What formats can be used to create an oral or multimodal corpus?
To use oral or multimodal data in large corpora today, data must be available in formats that can be automatically processed. For this reason, word processing formats (e.g. Microsoft Word or OpenOffice) or full text formats cannot be used for storage and dissemination.
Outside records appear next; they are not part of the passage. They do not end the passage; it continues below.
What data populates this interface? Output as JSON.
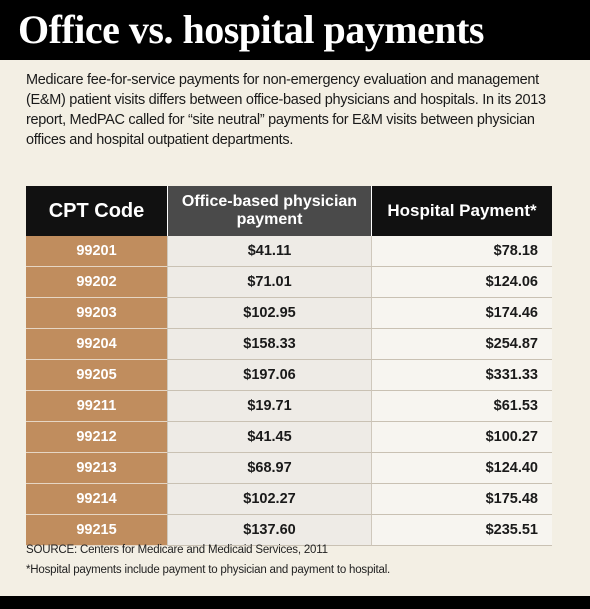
{
  "header": {
    "title": "Office vs. hospital payments"
  },
  "intro": {
    "text": "Medicare fee-for-service payments for non-emergency evaluation and management (E&M) patient visits differs between office-based physicians and hospitals. In its 2013 report, MedPAC called for “site neutral” payments for E&M visits between physician offices and hospital outpatient departments."
  },
  "chart_data": {
    "type": "table",
    "columns": [
      "CPT Code",
      "Office-based physician payment",
      "Hospital Payment*"
    ],
    "rows": [
      {
        "code": "99201",
        "office": "$41.11",
        "hospital": "$78.18"
      },
      {
        "code": "99202",
        "office": "$71.01",
        "hospital": "$124.06"
      },
      {
        "code": "99203",
        "office": "$102.95",
        "hospital": "$174.46"
      },
      {
        "code": "99204",
        "office": "$158.33",
        "hospital": "$254.87"
      },
      {
        "code": "99205",
        "office": "$197.06",
        "hospital": "$331.33"
      },
      {
        "code": "99211",
        "office": "$19.71",
        "hospital": "$61.53"
      },
      {
        "code": "99212",
        "office": "$41.45",
        "hospital": "$100.27"
      },
      {
        "code": "99213",
        "office": "$68.97",
        "hospital": "$124.40"
      },
      {
        "code": "99214",
        "office": "$102.27",
        "hospital": "$175.48"
      },
      {
        "code": "99215",
        "office": "$137.60",
        "hospital": "$235.51"
      }
    ]
  },
  "footer": {
    "source": "SOURCE: Centers for Medicare and Medicaid Services, 2011",
    "note": "*Hospital payments include payment to physician and payment to hospital."
  },
  "colors": {
    "header_dark": "#111111",
    "header_gray": "#4a4a4a",
    "code_column": "#c08d5e",
    "background": "#f3efe4"
  }
}
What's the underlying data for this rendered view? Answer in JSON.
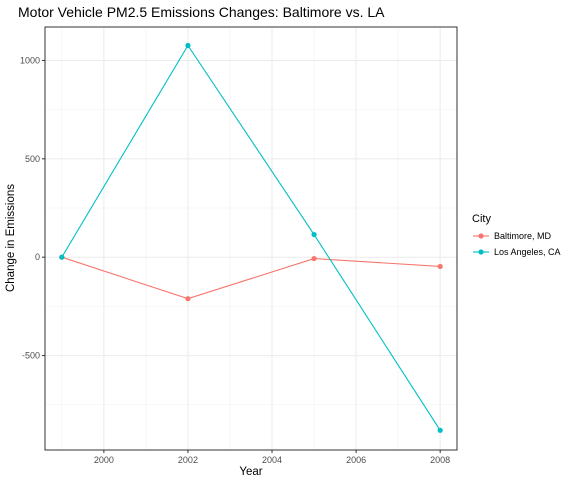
{
  "chart_data": {
    "type": "line",
    "title": "Motor Vehicle PM2.5 Emissions Changes: Baltimore vs. LA",
    "xlabel": "Year",
    "ylabel": "Change in Emissions",
    "x": [
      1999,
      2002,
      2005,
      2008
    ],
    "xlim": [
      1998.6,
      2008.4
    ],
    "ylim": [
      -980,
      1170
    ],
    "x_ticks": [
      2000,
      2002,
      2004,
      2006,
      2008
    ],
    "x_tick_labels": [
      "2000",
      "2002",
      "2004",
      "2006",
      "2008"
    ],
    "y_ticks": [
      -500,
      0,
      500,
      1000
    ],
    "y_tick_labels": [
      "-500",
      "0",
      "500",
      "1000"
    ],
    "grid": true,
    "legend": {
      "title": "City",
      "position": "right"
    },
    "series": [
      {
        "name": "Baltimore, MD",
        "color": "#F8766D",
        "values": [
          0,
          -211,
          -7,
          -47
        ]
      },
      {
        "name": "Los Angeles, CA",
        "color": "#00BFC4",
        "values": [
          0,
          1076,
          115,
          -880
        ]
      }
    ]
  }
}
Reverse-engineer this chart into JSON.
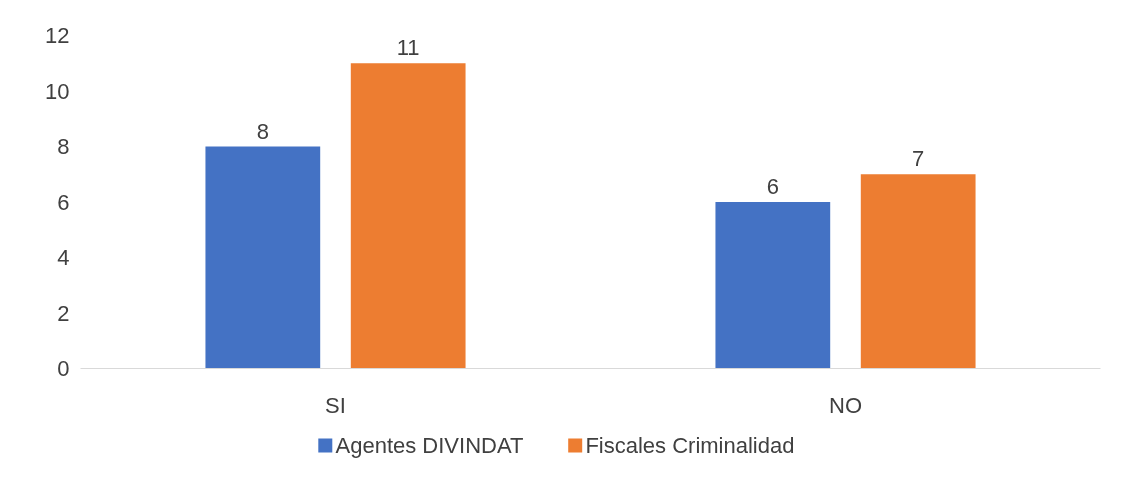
{
  "chart_data": {
    "type": "bar",
    "categories": [
      "SI",
      "NO"
    ],
    "series": [
      {
        "name": "Agentes DIVINDAT",
        "color": "#4472c4",
        "values": [
          8,
          6
        ]
      },
      {
        "name": "Fiscales Criminalidad",
        "color": "#ed7d31",
        "values": [
          11,
          7
        ]
      }
    ],
    "ylim": [
      0,
      12
    ],
    "yticks": [
      0,
      2,
      4,
      6,
      8,
      10,
      12
    ],
    "grid": false,
    "legend": "bottom",
    "data_labels": true
  }
}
These formats do not automatically tell you which parts of the corpus correspond to what.
Formats worth considering are either formats produced by structured software (CLAN, ELAN, Praat, Transcriber), or standardized formats such as the TEI. Other formats could be added to this list – which is only provisional – and can be modified with the development of tools and techniques.
Preferred formats:
Tool-related formats:
- CLAN (http://dali.talkbank.org/clan/)
- ELAN (https://archive.mpi.nl/tla/elan/download)
- PRAAT (https://www.fon.hum.uva.nl/praat/)
- TRANSCRIBER (http://trans.sourceforge.net or http://perso.ens-lyon.fr/matthieu.quignard/Transcriber/)
- EXMARALDA (https://exmaralda.org/en/) – allows TEI file creation
- TRJS (http://ct3.ortolang.fr/trjs/) – editing in TEI format
Generic format for sharing and storage:
TEI: format from the Text Encoding Initiative. Unfortunately, this format has many variants. We suggest using the TEI standard for speech (). You can create TEI files following this standard with Exmaralda or the TEICORPO conversion tool.